Eudes, du consentement de ses grands et à la requête de Sabborellus, abbé de Saint-Paul de Fontclara, prend sous sa protection ce monastère, récemment construit dans le « pagus » de Gérone par cet abbé et ses « vicini », et lui confirme ses possessions ; il y ajoute ce qui appartient au fisc dans la « villa » de Boada, ainsi que la maison de Santa-Reparada avec les vallées et la forêt de Morella, la maison de « Sanctus Mathaeus » et la « Font Clara » qui coule dans l'abbaye ; il lui concède en outre l'immunité et la liberté de l'élection abbatiale, à charge de prières pour lui, les siens et le royaume.

Référence : Georges Tessier et Robert-Henri Bautier (éd.), Recueil des actes d'Eudes roi de France (888-898), Paris, 1967, no6.

A. Original. Parchemin jadis scellé. Hauteur : 627 mm, à gauche, 656 mm à droite ; largeur : 485 mm en haut, 495 mm en bas. Bibliothèque nationale, ms. lat. 8837, fol. 63.

B. Copie collationnée en 1668 par Gratian Capot, Bibliothèque nationale, Collection Doat, vol. 66, fol. 92, d'après A.

a. Recueil des historiens de la France, t. IX, n° V, p. 444, d'après A, « in Bibliotheca regia ».

b. R. d'Abadal, Catalunya carolíngia, vol. II, 1re partie, p. 112-115, Fontclara n° I, d'après A.

Fac-similé : de l'original : Lot et Lauer, Diplomata Karolinorum, VI, pl. IV (Eudes, n° 1).

Indiqué : Bréquigny, Table chronologique, t. I, p. 341.

Indiqué : Böhmer, Regesta, n° 1875.

Indiqué : Histoire générale de Languedoc, éd. Privat, t. V, col. 1647, n° XXII, d'après B.

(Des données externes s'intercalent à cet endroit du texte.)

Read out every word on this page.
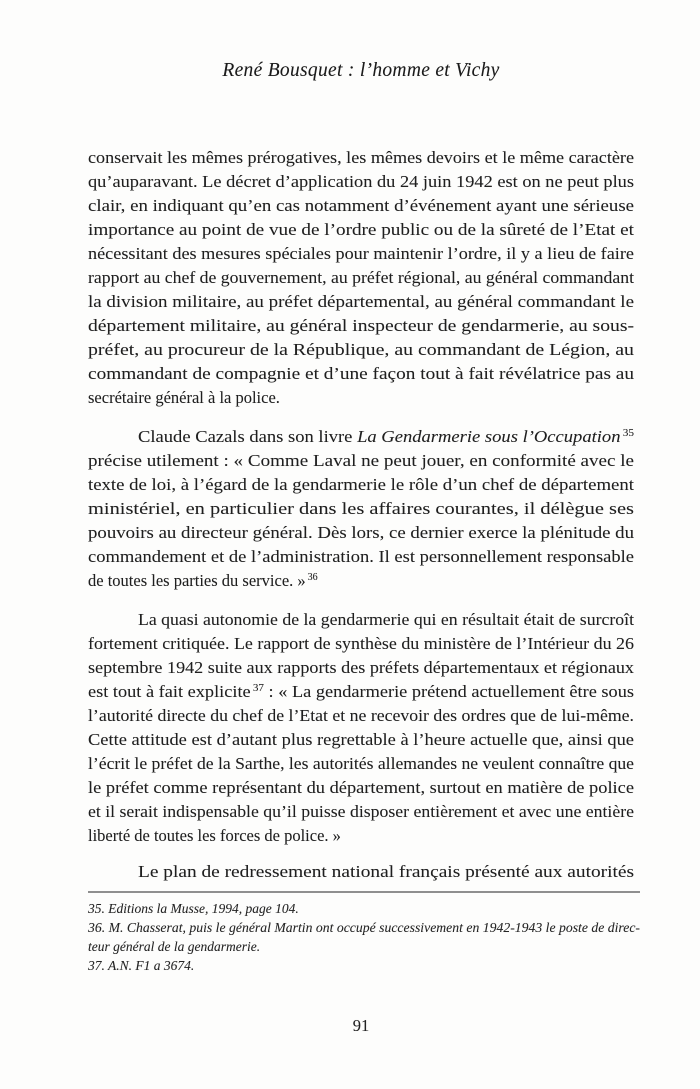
René Bousquet : l’homme et Vichy
conservait les mêmes prérogatives, les mêmes devoirs et le même caractère
qu’auparavant. Le décret d’application du 24 juin 1942 est on ne peut plus
clair, en indiquant qu’en cas notamment d’événement ayant une sérieuse
importance au point de vue de l’ordre public ou de la sûreté de l’Etat et
nécessitant des mesures spéciales pour maintenir l’ordre, il y a lieu de faire
rapport au chef de gouvernement, au préfet régional, au général commandant
la division militaire, au préfet départemental, au général commandant le
département militaire, au général inspecteur de gendarmerie, au sous-
préfet, au procureur de la République, au commandant de Légion, au
commandant de compagnie et d’une façon tout à fait révélatrice pas au
secrétaire général à la police.
Claude Cazals dans son livre La Gendarmerie sous l’Occupation $^{35}$
précise utilement : « Comme Laval ne peut jouer, en conformité avec le
texte de loi, à l’égard de la gendarmerie le rôle d’un chef de département
ministériel, en particulier dans les affaires courantes, il délègue ses
pouvoirs au directeur général. Dès lors, ce dernier exerce la plénitude du
commandement et de l’administration. Il est personnellement responsable
de toutes les parties du service. » $^{36}$
La quasi autonomie de la gendarmerie qui en résultait était de surcroît
fortement critiquée. Le rapport de synthèse du ministère de l’Intérieur du 26
septembre 1942 suite aux rapports des préfets départementaux et régionaux
est tout à fait explicite $^{37}$ : « La gendarmerie prétend actuellement être sous
l’autorité directe du chef de l’Etat et ne recevoir des ordres que de lui-même.
Cette attitude est d’autant plus regrettable à l’heure actuelle que, ainsi que
l’écrit le préfet de la Sarthe, les autorités allemandes ne veulent connaître que
le préfet comme représentant du département, surtout en matière de police
et il serait indispensable qu’il puisse disposer entièrement et avec une entière
liberté de toutes les forces de police. »
Le plan de redressement national français présenté aux autorités
35. Editions la Musse, 1994, page 104.
36. M. Chasserat, puis le général Martin ont occupé successivement en 1942-1943 le poste de direc-
teur général de la gendarmerie.
37. A.N. F1 a 3674.
91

Indiqué : Favre, Eudes, p. 124, note.

Ce diplôme, dont l'authenticité ne peut faire aucun doute, a une place à part parmi les diplômes originaux de la chancellerie sous le notaire-chancelier Throannus : d'abord parce qu'il n'est pas écrit par ce notaire lui-même (cf. notre introduction, p. xlix-l) ; ensuite à cause de certains détails formels. Ainsi dans le protocole final, le nom du notaire est écrit en lettres capitales et la date en très grands caractères. L'annonce de la souscription royale : eas subter firmavimus, ne fait pas expressément mention de la manus propria du roi, comme il est de règle. La date ne comporte qu'une partie des éléments habituels : mois, année de l'Incarnation (avec la faute fréquente : 888 pour 889) et année du règne ; il manque le quantième, l'indiction et la date topographique introduite par le mot Actum. Mais ce diplôme a précisément ce trait en commun avec les nos 7 et 8, qui indiquent cependant l'indiction. Ceux-ci orthographient aussi Troannus (ou Troanus) le nom du notaire et non pas Throannus, et de même Eboli (ou Ebuli) le nom du chancelier et non pas Eblonis : nous sommes donc en présence d'un petit groupe homogène de diplômes dressés sans doute par un même scribe au début du règne. Le type du monogramme s'apparente d'ailleurs à celui du n° 2, antérieurement à la fixation du type définitif.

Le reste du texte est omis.